Я отодвинулась подальше, и Фрейм рассмеялся.
– Ладно, смотри.
Он поднял левую руку, правой коснулся запястья. Подцепил ногтем, потянул что-то невидимое и вытащил черный кончик-точку. Дернул сильнее, и на коже свернулась бесконечность.
– Как ты это сделал! – ахнула я, и он пожал плечами.
– Основатели договорились, что у каждого на теле будет знак бесконечности, чтобы мы всегда могли узнать друг друга. Никто не уточнил – внутри он будет или снаружи.
– Ты смухлевал! – возмутилась я, и Фрейм широко улыбнулся. Для него никогда не существовало понятия обмана. Он называл это предусмотрительностью.
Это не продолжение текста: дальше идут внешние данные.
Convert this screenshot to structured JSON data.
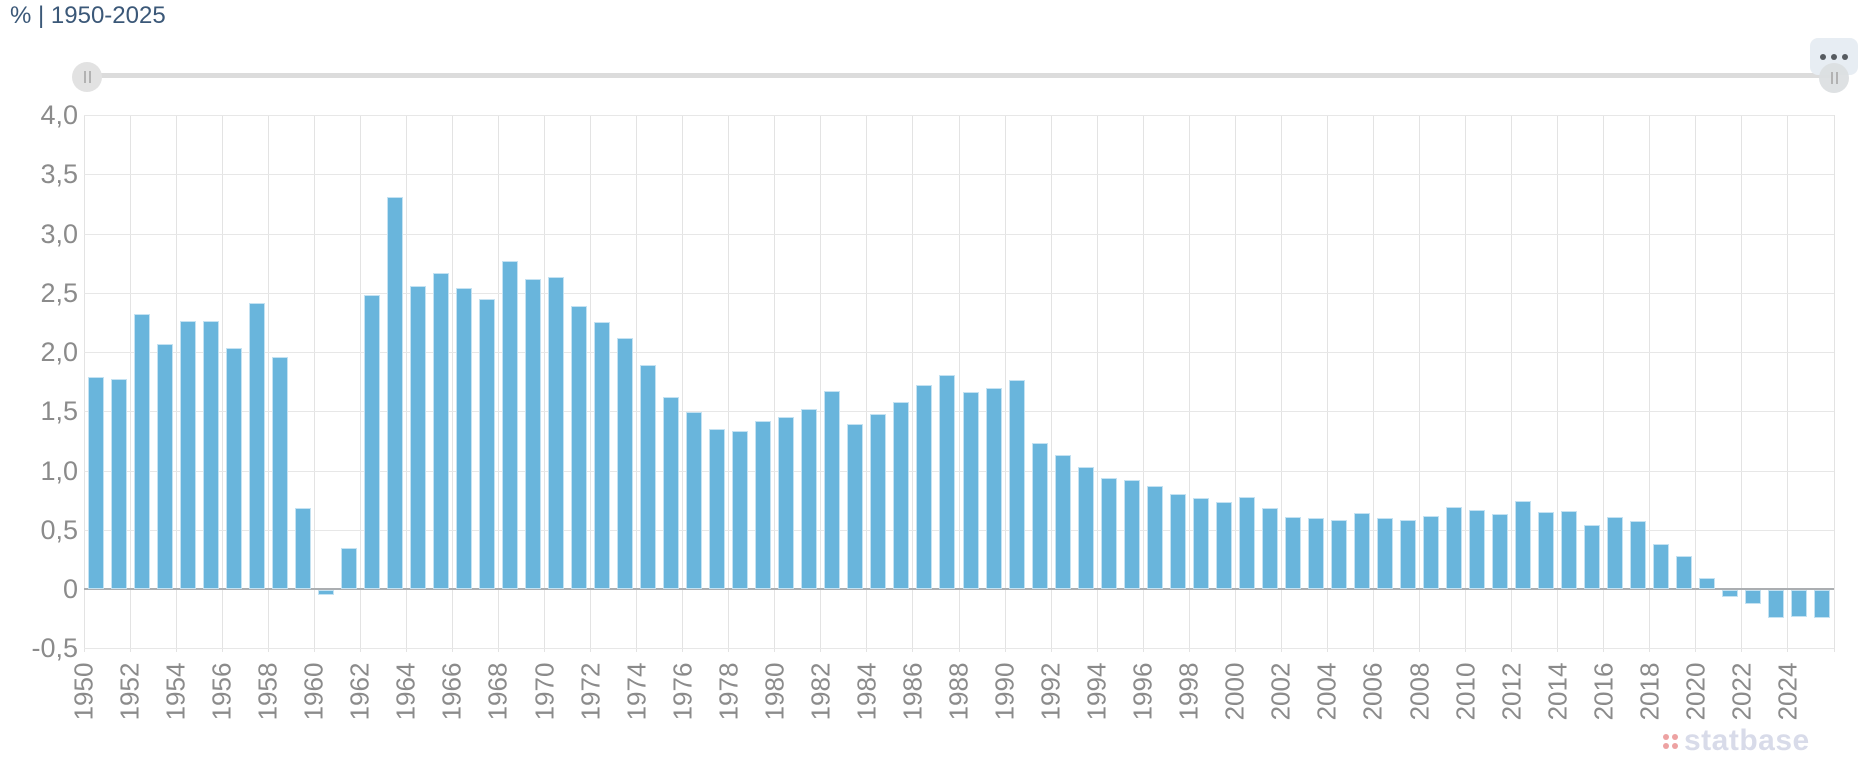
{
  "header": {
    "title": "% | 1950-2025"
  },
  "toolbar": {
    "menu_icon": "ellipsis-icon"
  },
  "range_slider": {
    "left_grip_icon": "drag-handle-icon",
    "right_grip_icon": "drag-handle-icon"
  },
  "chart_data": {
    "type": "bar",
    "title": "% | 1950-2025",
    "unit": "%",
    "categories": [
      1950,
      1951,
      1952,
      1953,
      1954,
      1955,
      1956,
      1957,
      1958,
      1959,
      1960,
      1961,
      1962,
      1963,
      1964,
      1965,
      1966,
      1967,
      1968,
      1969,
      1970,
      1971,
      1972,
      1973,
      1974,
      1975,
      1976,
      1977,
      1978,
      1979,
      1980,
      1981,
      1982,
      1983,
      1984,
      1985,
      1986,
      1987,
      1988,
      1989,
      1990,
      1991,
      1992,
      1993,
      1994,
      1995,
      1996,
      1997,
      1998,
      1999,
      2000,
      2001,
      2002,
      2003,
      2004,
      2005,
      2006,
      2007,
      2008,
      2009,
      2010,
      2011,
      2012,
      2013,
      2014,
      2015,
      2016,
      2017,
      2018,
      2019,
      2020,
      2021,
      2022,
      2023,
      2024,
      2025
    ],
    "values": [
      1.79,
      1.77,
      2.32,
      2.07,
      2.26,
      2.26,
      2.03,
      2.41,
      1.96,
      0.68,
      -0.04,
      0.35,
      2.48,
      3.31,
      2.56,
      2.67,
      2.54,
      2.45,
      2.77,
      2.62,
      2.63,
      2.39,
      2.25,
      2.12,
      1.89,
      1.62,
      1.49,
      1.35,
      1.33,
      1.42,
      1.45,
      1.52,
      1.67,
      1.39,
      1.48,
      1.58,
      1.72,
      1.81,
      1.66,
      1.7,
      1.76,
      1.23,
      1.13,
      1.03,
      0.94,
      0.92,
      0.87,
      0.8,
      0.77,
      0.73,
      0.78,
      0.68,
      0.61,
      0.6,
      0.58,
      0.64,
      0.6,
      0.58,
      0.62,
      0.69,
      0.67,
      0.63,
      0.74,
      0.65,
      0.66,
      0.54,
      0.61,
      0.57,
      0.38,
      0.28,
      0.09,
      -0.06,
      -0.12,
      -0.24,
      -0.23,
      -0.24
    ],
    "ylim": [
      -0.5,
      4.0
    ],
    "ytick_labels": [
      "4,0",
      "3,5",
      "3,0",
      "2,5",
      "2,0",
      "1,5",
      "1,0",
      "0,5",
      "0",
      "-0,5"
    ],
    "xtick_labels": [
      "1950",
      "1952",
      "1954",
      "1956",
      "1958",
      "1960",
      "1962",
      "1964",
      "1966",
      "1968",
      "1970",
      "1972",
      "1974",
      "1976",
      "1978",
      "1980",
      "1982",
      "1984",
      "1986",
      "1988",
      "1990",
      "1992",
      "1994",
      "1996",
      "1998",
      "2000",
      "2002",
      "2004",
      "2006",
      "2008",
      "2010",
      "2012",
      "2014",
      "2016",
      "2018",
      "2020",
      "2022",
      "2024"
    ],
    "xlabel": "",
    "ylabel": "",
    "grid": true,
    "legend": false,
    "decimal_separator": ",",
    "bar_color": "#69b5dc",
    "zero_line_color": "#abaeb1",
    "title_color": "#3b5878"
  },
  "watermark": {
    "text": "statbase",
    "icon": "dots-grid-icon",
    "icon_color": "#eda2a2",
    "text_color": "#d8dbe9"
  }
}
Некоторое время мы потратили на новые поцелуи.
– Фрейм? – Я наконец сумела от него оторваться. Он от меня – нет. – Может, настало время сказать остальным? Сказать, кто ты.
Он замер рядом. Я не торопила, понимая его чувства. Лино тяжело переносил чужое внимание, поэтому предпочитал тень.
– Всегда думал, что хороший бог – это мёртвый бог. Ну или по крайней мере – невидимый, – улыбнулся он. – Но… я подумаю.
И это уже было очень много.
Сидя рядом с ним – голым, уставшим, счастливым, касаясь плечом его плеча, я поняла, что вернулась домой. И что я всегда буду его любить. Возможно, я никогда до конца его не пойму. Но я буду рядом, и этого будет достаточно.
Я уснула, улыбаясь, и не почувствовала, как Фрейм поднимает меня на руки и несет в теплый сумрак нашего домика.
***
Проснулась я от дикого голода – одна. Перевернулась на перине. Сквозь щелочку в заботливо задвинутых шторах пробивался яркий луч света. Завернувшись в простыню, я пошлепала на первый этаж.